The lack of metadata in SSH is a feature, not a problem.

2016-01-20

This is how to do it, or waving my cane.

1. Design a data abstraction that solves a class of problems.

2. Design a good wire protocol for that abstraction.

3. Better yet, design 2 protocols: one server-to-server and one client-to-server. Federation is the only model that has ever scaled large enough.

4. Implement a simple as possible server. Do not try too hard to make it performant, just very easy to install and very easy to understand. This is the protocol reference implementation.

5. Implement an open source client library, that completely covers the entire data model and the entire wire protocol.

6. Implement another open source client library, in a very different programming language.

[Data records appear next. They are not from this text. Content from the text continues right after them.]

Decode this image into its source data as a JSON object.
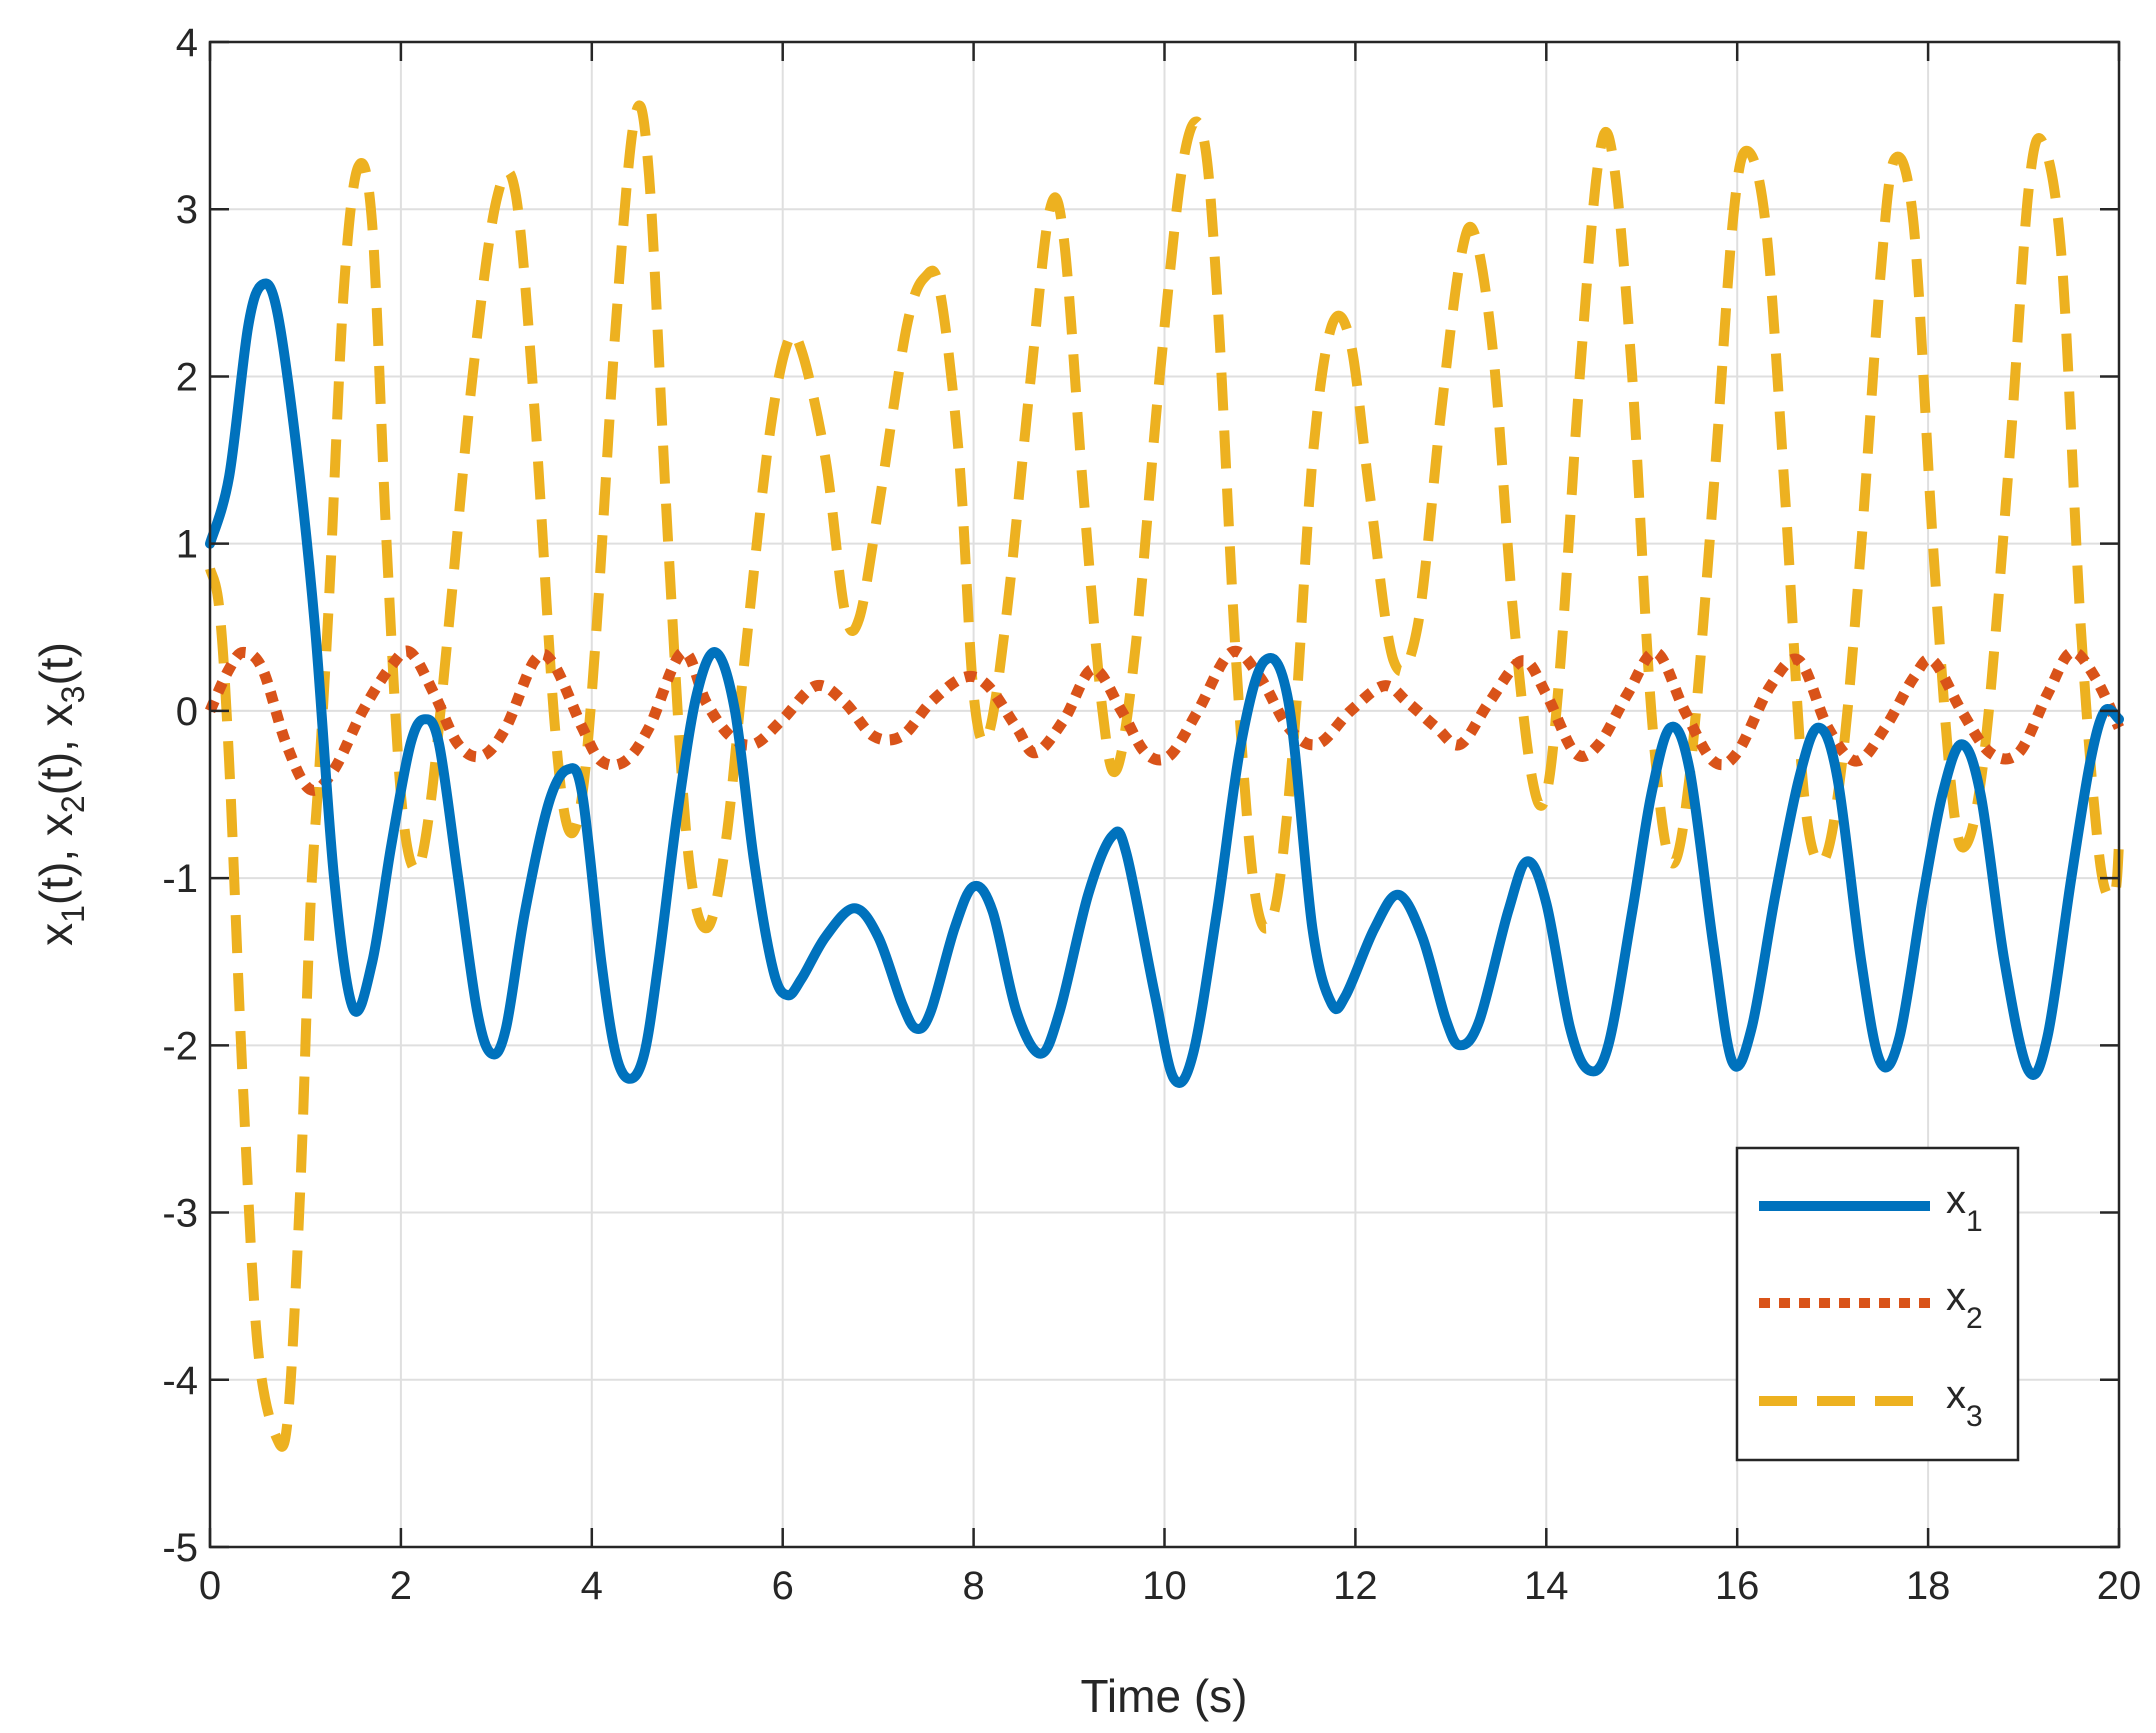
{
  "chart_data": {
    "type": "line",
    "title": "",
    "xlabel": "Time (s)",
    "ylabel": {
      "parts": [
        "x",
        "1",
        "(t), x",
        "2",
        "(t), x",
        "3",
        "(t)"
      ]
    },
    "xlim": [
      0,
      20
    ],
    "ylim": [
      -5,
      4
    ],
    "xticks": [
      0,
      2,
      4,
      6,
      8,
      10,
      12,
      14,
      16,
      18,
      20
    ],
    "yticks": [
      -5,
      -4,
      -3,
      -2,
      -1,
      0,
      1,
      2,
      3,
      4
    ],
    "xtick_labels": [
      "0",
      "2",
      "4",
      "6",
      "8",
      "10",
      "12",
      "14",
      "16",
      "18",
      "20"
    ],
    "ytick_labels": [
      "-5",
      "-4",
      "-3",
      "-2",
      "-1",
      "0",
      "1",
      "2",
      "3",
      "4"
    ],
    "grid": true,
    "legend_position": "bottom-right",
    "series": [
      {
        "name": "x1",
        "label_base": "x",
        "label_sub": "1",
        "color": "#0072BD",
        "style": "solid",
        "points": [
          [
            0,
            1.0
          ],
          [
            0.2,
            1.4
          ],
          [
            0.4,
            2.3
          ],
          [
            0.55,
            2.55
          ],
          [
            0.7,
            2.4
          ],
          [
            0.9,
            1.6
          ],
          [
            1.1,
            0.5
          ],
          [
            1.3,
            -1.0
          ],
          [
            1.5,
            -1.78
          ],
          [
            1.7,
            -1.5
          ],
          [
            1.9,
            -0.8
          ],
          [
            2.1,
            -0.2
          ],
          [
            2.25,
            -0.05
          ],
          [
            2.4,
            -0.2
          ],
          [
            2.6,
            -1.0
          ],
          [
            2.8,
            -1.8
          ],
          [
            2.95,
            -2.05
          ],
          [
            3.1,
            -1.9
          ],
          [
            3.3,
            -1.2
          ],
          [
            3.55,
            -0.55
          ],
          [
            3.75,
            -0.35
          ],
          [
            3.9,
            -0.5
          ],
          [
            4.1,
            -1.5
          ],
          [
            4.25,
            -2.05
          ],
          [
            4.4,
            -2.2
          ],
          [
            4.55,
            -2.05
          ],
          [
            4.7,
            -1.5
          ],
          [
            4.9,
            -0.6
          ],
          [
            5.1,
            0.1
          ],
          [
            5.3,
            0.35
          ],
          [
            5.5,
            0.0
          ],
          [
            5.7,
            -0.9
          ],
          [
            5.9,
            -1.55
          ],
          [
            6.05,
            -1.7
          ],
          [
            6.2,
            -1.6
          ],
          [
            6.45,
            -1.35
          ],
          [
            6.75,
            -1.18
          ],
          [
            7.0,
            -1.35
          ],
          [
            7.25,
            -1.75
          ],
          [
            7.4,
            -1.9
          ],
          [
            7.55,
            -1.8
          ],
          [
            7.8,
            -1.3
          ],
          [
            8.0,
            -1.05
          ],
          [
            8.2,
            -1.2
          ],
          [
            8.45,
            -1.8
          ],
          [
            8.7,
            -2.05
          ],
          [
            8.9,
            -1.8
          ],
          [
            9.2,
            -1.1
          ],
          [
            9.45,
            -0.75
          ],
          [
            9.6,
            -0.85
          ],
          [
            9.9,
            -1.7
          ],
          [
            10.1,
            -2.2
          ],
          [
            10.3,
            -2.05
          ],
          [
            10.55,
            -1.2
          ],
          [
            10.8,
            -0.2
          ],
          [
            11.05,
            0.3
          ],
          [
            11.3,
            0.05
          ],
          [
            11.55,
            -1.3
          ],
          [
            11.75,
            -1.75
          ],
          [
            11.9,
            -1.7
          ],
          [
            12.2,
            -1.3
          ],
          [
            12.45,
            -1.1
          ],
          [
            12.7,
            -1.35
          ],
          [
            12.95,
            -1.85
          ],
          [
            13.1,
            -2.0
          ],
          [
            13.3,
            -1.85
          ],
          [
            13.6,
            -1.2
          ],
          [
            13.8,
            -0.9
          ],
          [
            14.0,
            -1.15
          ],
          [
            14.25,
            -1.9
          ],
          [
            14.45,
            -2.15
          ],
          [
            14.65,
            -2.0
          ],
          [
            14.9,
            -1.2
          ],
          [
            15.1,
            -0.5
          ],
          [
            15.3,
            -0.1
          ],
          [
            15.5,
            -0.35
          ],
          [
            15.75,
            -1.4
          ],
          [
            15.95,
            -2.1
          ],
          [
            16.15,
            -1.9
          ],
          [
            16.4,
            -1.1
          ],
          [
            16.65,
            -0.4
          ],
          [
            16.85,
            -0.1
          ],
          [
            17.05,
            -0.4
          ],
          [
            17.3,
            -1.5
          ],
          [
            17.5,
            -2.1
          ],
          [
            17.7,
            -1.95
          ],
          [
            17.95,
            -1.1
          ],
          [
            18.15,
            -0.5
          ],
          [
            18.35,
            -0.2
          ],
          [
            18.55,
            -0.5
          ],
          [
            18.8,
            -1.5
          ],
          [
            19.05,
            -2.15
          ],
          [
            19.25,
            -1.95
          ],
          [
            19.5,
            -1.0
          ],
          [
            19.7,
            -0.3
          ],
          [
            19.85,
            0.0
          ],
          [
            20.0,
            -0.05
          ]
        ]
      },
      {
        "name": "x2",
        "label_base": "x",
        "label_sub": "2",
        "color": "#D95319",
        "style": "dotted",
        "points": [
          [
            0,
            0.0
          ],
          [
            0.2,
            0.25
          ],
          [
            0.35,
            0.35
          ],
          [
            0.55,
            0.25
          ],
          [
            0.8,
            -0.2
          ],
          [
            1.05,
            -0.47
          ],
          [
            1.3,
            -0.35
          ],
          [
            1.6,
            0.0
          ],
          [
            1.9,
            0.27
          ],
          [
            2.1,
            0.35
          ],
          [
            2.35,
            0.1
          ],
          [
            2.6,
            -0.2
          ],
          [
            2.85,
            -0.27
          ],
          [
            3.1,
            -0.1
          ],
          [
            3.4,
            0.3
          ],
          [
            3.6,
            0.28
          ],
          [
            3.9,
            -0.1
          ],
          [
            4.1,
            -0.3
          ],
          [
            4.35,
            -0.3
          ],
          [
            4.6,
            -0.1
          ],
          [
            4.95,
            0.35
          ],
          [
            5.2,
            0.05
          ],
          [
            5.45,
            -0.15
          ],
          [
            5.7,
            -0.2
          ],
          [
            6.0,
            -0.05
          ],
          [
            6.35,
            0.15
          ],
          [
            6.65,
            0.05
          ],
          [
            6.95,
            -0.15
          ],
          [
            7.25,
            -0.15
          ],
          [
            7.55,
            0.05
          ],
          [
            7.9,
            0.2
          ],
          [
            8.15,
            0.15
          ],
          [
            8.45,
            -0.1
          ],
          [
            8.65,
            -0.25
          ],
          [
            8.95,
            -0.05
          ],
          [
            9.25,
            0.25
          ],
          [
            9.55,
            0.0
          ],
          [
            9.8,
            -0.25
          ],
          [
            10.05,
            -0.27
          ],
          [
            10.35,
            0.0
          ],
          [
            10.7,
            0.35
          ],
          [
            11.0,
            0.2
          ],
          [
            11.3,
            -0.1
          ],
          [
            11.6,
            -0.2
          ],
          [
            11.95,
            0.0
          ],
          [
            12.3,
            0.15
          ],
          [
            12.55,
            0.05
          ],
          [
            12.85,
            -0.1
          ],
          [
            13.1,
            -0.2
          ],
          [
            13.4,
            0.05
          ],
          [
            13.75,
            0.3
          ],
          [
            14.0,
            0.1
          ],
          [
            14.3,
            -0.25
          ],
          [
            14.55,
            -0.2
          ],
          [
            14.85,
            0.1
          ],
          [
            15.15,
            0.35
          ],
          [
            15.45,
            0.0
          ],
          [
            15.75,
            -0.3
          ],
          [
            16.0,
            -0.25
          ],
          [
            16.35,
            0.15
          ],
          [
            16.65,
            0.3
          ],
          [
            16.95,
            -0.1
          ],
          [
            17.25,
            -0.3
          ],
          [
            17.55,
            -0.1
          ],
          [
            17.85,
            0.2
          ],
          [
            18.05,
            0.3
          ],
          [
            18.35,
            0.0
          ],
          [
            18.65,
            -0.25
          ],
          [
            18.95,
            -0.25
          ],
          [
            19.25,
            0.1
          ],
          [
            19.5,
            0.35
          ],
          [
            19.75,
            0.2
          ],
          [
            20.0,
            -0.1
          ]
        ]
      },
      {
        "name": "x3",
        "label_base": "x",
        "label_sub": "3",
        "color": "#EDB120",
        "style": "dashed",
        "points": [
          [
            0,
            0.85
          ],
          [
            0.1,
            0.6
          ],
          [
            0.2,
            -0.3
          ],
          [
            0.35,
            -2.3
          ],
          [
            0.5,
            -3.8
          ],
          [
            0.7,
            -4.35
          ],
          [
            0.82,
            -4.2
          ],
          [
            0.95,
            -2.8
          ],
          [
            1.05,
            -1.2
          ],
          [
            1.15,
            -0.3
          ],
          [
            1.25,
            0.7
          ],
          [
            1.4,
            2.5
          ],
          [
            1.55,
            3.25
          ],
          [
            1.7,
            2.9
          ],
          [
            1.85,
            1.0
          ],
          [
            2.0,
            -0.5
          ],
          [
            2.15,
            -0.95
          ],
          [
            2.3,
            -0.6
          ],
          [
            2.5,
            0.5
          ],
          [
            2.75,
            2.0
          ],
          [
            3.0,
            3.05
          ],
          [
            3.2,
            3.1
          ],
          [
            3.4,
            1.8
          ],
          [
            3.6,
            0.0
          ],
          [
            3.75,
            -0.7
          ],
          [
            3.9,
            -0.5
          ],
          [
            4.05,
            0.5
          ],
          [
            4.25,
            2.3
          ],
          [
            4.45,
            3.55
          ],
          [
            4.6,
            3.2
          ],
          [
            4.8,
            1.0
          ],
          [
            5.0,
            -0.8
          ],
          [
            5.2,
            -1.3
          ],
          [
            5.4,
            -0.8
          ],
          [
            5.6,
            0.3
          ],
          [
            5.85,
            1.6
          ],
          [
            6.05,
            2.2
          ],
          [
            6.2,
            2.15
          ],
          [
            6.45,
            1.5
          ],
          [
            6.65,
            0.6
          ],
          [
            6.8,
            0.55
          ],
          [
            7.0,
            1.2
          ],
          [
            7.3,
            2.3
          ],
          [
            7.5,
            2.6
          ],
          [
            7.65,
            2.5
          ],
          [
            7.85,
            1.5
          ],
          [
            8.0,
            0.1
          ],
          [
            8.15,
            -0.15
          ],
          [
            8.35,
            0.6
          ],
          [
            8.6,
            2.0
          ],
          [
            8.8,
            3.0
          ],
          [
            8.95,
            2.8
          ],
          [
            9.15,
            1.3
          ],
          [
            9.35,
            0.0
          ],
          [
            9.5,
            -0.35
          ],
          [
            9.7,
            0.4
          ],
          [
            9.95,
            2.0
          ],
          [
            10.2,
            3.3
          ],
          [
            10.4,
            3.45
          ],
          [
            10.55,
            2.5
          ],
          [
            10.75,
            0.3
          ],
          [
            10.95,
            -1.1
          ],
          [
            11.15,
            -1.2
          ],
          [
            11.35,
            -0.2
          ],
          [
            11.55,
            1.5
          ],
          [
            11.75,
            2.3
          ],
          [
            11.95,
            2.2
          ],
          [
            12.15,
            1.3
          ],
          [
            12.4,
            0.3
          ],
          [
            12.65,
            0.5
          ],
          [
            12.9,
            1.8
          ],
          [
            13.1,
            2.7
          ],
          [
            13.25,
            2.85
          ],
          [
            13.45,
            2.1
          ],
          [
            13.65,
            0.6
          ],
          [
            13.85,
            -0.4
          ],
          [
            14.0,
            -0.5
          ],
          [
            14.15,
            0.3
          ],
          [
            14.35,
            2.0
          ],
          [
            14.55,
            3.3
          ],
          [
            14.7,
            3.3
          ],
          [
            14.9,
            2.0
          ],
          [
            15.1,
            0.0
          ],
          [
            15.3,
            -0.9
          ],
          [
            15.5,
            -0.4
          ],
          [
            15.75,
            1.3
          ],
          [
            15.95,
            2.9
          ],
          [
            16.1,
            3.35
          ],
          [
            16.3,
            2.9
          ],
          [
            16.5,
            1.3
          ],
          [
            16.7,
            -0.5
          ],
          [
            16.9,
            -0.9
          ],
          [
            17.1,
            -0.3
          ],
          [
            17.3,
            1.0
          ],
          [
            17.5,
            2.6
          ],
          [
            17.65,
            3.3
          ],
          [
            17.85,
            2.9
          ],
          [
            18.05,
            1.0
          ],
          [
            18.25,
            -0.5
          ],
          [
            18.4,
            -0.8
          ],
          [
            18.6,
            -0.2
          ],
          [
            18.85,
            1.5
          ],
          [
            19.05,
            3.1
          ],
          [
            19.2,
            3.4
          ],
          [
            19.4,
            2.7
          ],
          [
            19.6,
            0.5
          ],
          [
            19.8,
            -0.9
          ],
          [
            19.95,
            -1.1
          ],
          [
            20.0,
            -0.8
          ]
        ]
      }
    ]
  }
}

If this is difficult, you let your knowledge of your favorite language overconstrain the wire protocol. Go back to step 2 and fix it.

7. Implement a command line client on one of those libraries. Again, it must completely cover the entire data model.

8. Implement an ok GUI app.

9. Implement a very high performance highly scalable server. If you are tempted to change the wire protocol to do this, you screwed up.

10. Now, and only now, you can implement a very nice easy to use GUI. At this point, and at this point only, do you bring in any "designers", "UX" people, or anyone who uses Photoshop as working tool.


Of course, for the past 15 years, everyone has been doing this backwards, with disastrous results. It takes huge amounts of wasted CPU and wasted money by the millions and billions to make all the resulting garbage work at all.